CSS Specificity Calculator
Paste a CSS selector to see its specificity as the standard (a, b, c) triple and a single score. The breakdown shows exactly which IDs, classes, attributes, pseudo-classes and elements counted, so you can tell which rule wins.
How to calculate CSS specificity
- Type or paste a CSS selector such as #main .btn:hover.
- Read the (a, b, c) values: a counts IDs, b counts classes, attributes and pseudo-classes, c counts elements and pseudo-elements.
- Turn on compare mode to pit two selectors against each other and see which one would win.
Examples
ID, class and element
#id .class p
a=1, b=1, c=1, score 111
:not() counts its argument
p:not(.active)
a=0, b=1, c=1, score 11
Frequently asked questions
How is CSS specificity calculated?
Specificity is three numbers (a, b, c). a counts ID selectors like #id. b counts classes, attribute selectors like [type=text] and pseudo-classes like :hover. c counts element types and pseudo-elements like ::before. Compare a first, then b, then c; the higher value wins.
What does the score number mean?
The score is a flattened value, a times 100 plus b times 10 plus c, so a single selector is easy to compare at a glance. For everyday selectors it preserves the same order as the real cascade. When two selectors tie, the one declared later in the stylesheet wins.
How are :not(), :is() and :has() handled?
These functional pseudo-classes add no specificity themselves, but their argument does. The calculator adds the specificity of the most specific selector inside them. So :not(.x) counts as one class, and :is(#a, p) counts as one ID. :where() always adds nothing.
What about the universal selector and combinators?
The universal selector * and the combinators >, +, ~ and the descendant space add nothing to specificity. They affect what a selector matches but never how strongly it wins, so the calculator ignores them.

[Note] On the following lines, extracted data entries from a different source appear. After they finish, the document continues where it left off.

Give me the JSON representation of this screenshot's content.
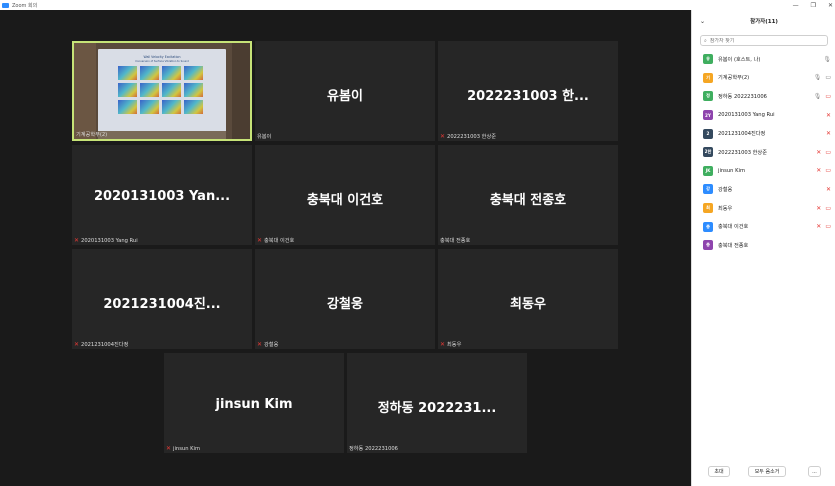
{
  "window": {
    "title": "Zoom 회의",
    "controls": [
      "—",
      "❐",
      "✕"
    ]
  },
  "tiles": [
    {
      "label": "기계공학부(2)",
      "display": "",
      "muted": false,
      "video": true
    },
    {
      "label": "유봄이",
      "display": "유봄이",
      "muted": false
    },
    {
      "label": "2022231003 한상준",
      "display": "2022231003 한...",
      "muted": true
    },
    {
      "label": "2020131003 Yang Rui",
      "display": "2020131003  Yan...",
      "muted": true
    },
    {
      "label": "충북대 이건호",
      "display": "충북대 이건호",
      "muted": true
    },
    {
      "label": "충북대 전종호",
      "display": "충북대 전종호",
      "muted": false
    },
    {
      "label": "2021231004진다정",
      "display": "2021231004진...",
      "muted": true
    },
    {
      "label": "강철웅",
      "display": "강철웅",
      "muted": true
    },
    {
      "label": "최동우",
      "display": "최동우",
      "muted": true
    },
    {
      "label": "jinsun Kim",
      "display": "jinsun Kim",
      "muted": true
    },
    {
      "label": "정하동 2022231006",
      "display": "정하동 2022231...",
      "muted": false
    }
  ],
  "slide": {
    "title": "Wall Velocity Excitation",
    "subtitle": "Conversion of Surface Vibration to Sound"
  },
  "sidebar": {
    "title": "참가자(11)",
    "collapse_icon": "⌄",
    "search_placeholder": "참가자 찾기",
    "participants": [
      {
        "initial": "유",
        "color": "#3fae5f",
        "name": "유봄이 (호스트, 나)",
        "mic": "on",
        "cam": "none"
      },
      {
        "initial": "기",
        "color": "#f5a623",
        "name": "기계공학부(2)",
        "mic": "on",
        "cam": "on"
      },
      {
        "initial": "정",
        "color": "#3fae5f",
        "name": "정하동 2022231006",
        "mic": "on",
        "cam": "off"
      },
      {
        "initial": "2Y",
        "color": "#8e44ad",
        "name": "2020131003 Yang Rui",
        "mic": "off",
        "cam": "none"
      },
      {
        "initial": "2",
        "color": "#34495e",
        "name": "2021231004진다정",
        "mic": "off",
        "cam": "none"
      },
      {
        "initial": "2한",
        "color": "#34495e",
        "name": "2022231003 한상준",
        "mic": "off",
        "cam": "off"
      },
      {
        "initial": "JK",
        "color": "#3fae5f",
        "name": "jinsun Kim",
        "mic": "off",
        "cam": "off"
      },
      {
        "initial": "강",
        "color": "#2d8cff",
        "name": "강철웅",
        "mic": "off",
        "cam": "none"
      },
      {
        "initial": "최",
        "color": "#f5a623",
        "name": "최동우",
        "mic": "off",
        "cam": "off"
      },
      {
        "initial": "충",
        "color": "#2d8cff",
        "name": "충북대 이건호",
        "mic": "off",
        "cam": "off"
      },
      {
        "initial": "충",
        "color": "#8e44ad",
        "name": "충북대 전종호",
        "mic": "none",
        "cam": "none"
      }
    ],
    "footer": {
      "invite": "초대",
      "mute_all": "모두 음소거",
      "more": "..."
    }
  },
  "icons": {
    "mic_on": "🎙",
    "mic_off": "✕",
    "cam_on": "▭",
    "cam_off": "▭",
    "search": "🔍"
  }
}
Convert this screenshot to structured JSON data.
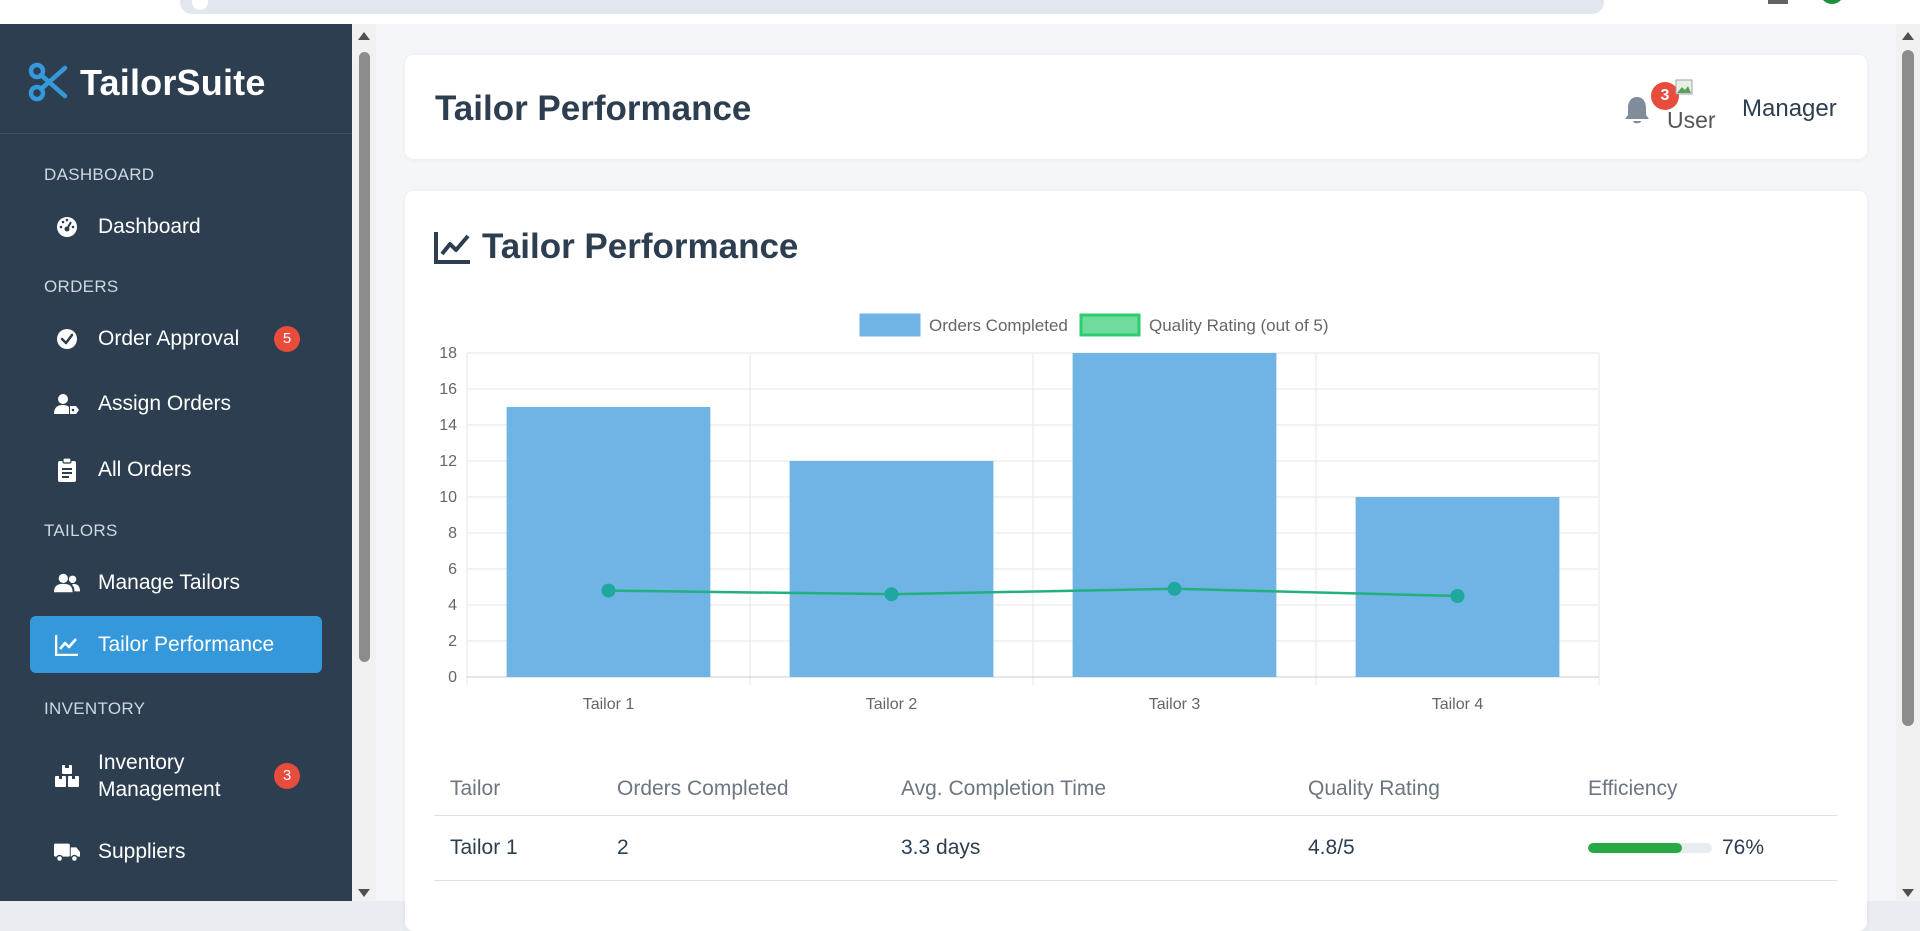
{
  "brand": {
    "name": "TailorSuite",
    "icon": "scissors-icon",
    "accent": "#3498db"
  },
  "header": {
    "title": "Tailor Performance",
    "notification_count": "3",
    "avatar_alt": "User",
    "user_name": "Manager"
  },
  "sidebar": {
    "sections": [
      {
        "label": "DASHBOARD",
        "items": [
          {
            "label": "Dashboard",
            "icon": "gauge-icon"
          }
        ]
      },
      {
        "label": "ORDERS",
        "items": [
          {
            "label": "Order Approval",
            "icon": "check-circle-icon",
            "badge": "5"
          },
          {
            "label": "Assign Orders",
            "icon": "user-tag-icon"
          },
          {
            "label": "All Orders",
            "icon": "clipboard-list-icon"
          }
        ]
      },
      {
        "label": "TAILORS",
        "items": [
          {
            "label": "Manage Tailors",
            "icon": "users-icon"
          },
          {
            "label": "Tailor Performance",
            "icon": "chart-line-icon",
            "active": true
          }
        ]
      },
      {
        "label": "INVENTORY",
        "items": [
          {
            "label": "Inventory Management",
            "icon": "boxes-icon",
            "badge": "3"
          },
          {
            "label": "Suppliers",
            "icon": "truck-icon"
          }
        ]
      }
    ]
  },
  "card": {
    "title": "Tailor Performance",
    "icon": "chart-line-icon"
  },
  "chart_data": {
    "type": "bar",
    "categories": [
      "Tailor 1",
      "Tailor 2",
      "Tailor 3",
      "Tailor 4"
    ],
    "series": [
      {
        "name": "Orders Completed",
        "type": "bar",
        "color": "#6fb4e4",
        "values": [
          15,
          12,
          18,
          10
        ]
      },
      {
        "name": "Quality Rating (out of 5)",
        "type": "line",
        "color": "#2ecc71",
        "values": [
          4.8,
          4.6,
          4.9,
          4.5
        ]
      }
    ],
    "ylim": [
      0,
      18
    ],
    "yticks": [
      0,
      2,
      4,
      6,
      8,
      10,
      12,
      14,
      16,
      18
    ],
    "grid": true,
    "legend": "top-center"
  },
  "table": {
    "columns": [
      "Tailor",
      "Orders Completed",
      "Avg. Completion Time",
      "Quality Rating",
      "Efficiency"
    ],
    "rows": [
      {
        "tailor": "Tailor 1",
        "orders": "2",
        "avg_time": "3.3 days",
        "quality": "4.8/5",
        "efficiency": 76,
        "efficiency_label": "76%"
      }
    ]
  }
}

Where do inline styles fit in?
An inline style attribute, like style="color:red", beats any selector in a stylesheet. It is sometimes written as the (1,0,0,0) column ahead of IDs. Only !important or another inline style can override it, so this tool focuses on selector specificity, not inline styles.
Is my selector sent to a server?
No. The whole calculation runs in your browser with JavaScript. Nothing you type is uploaded or stored.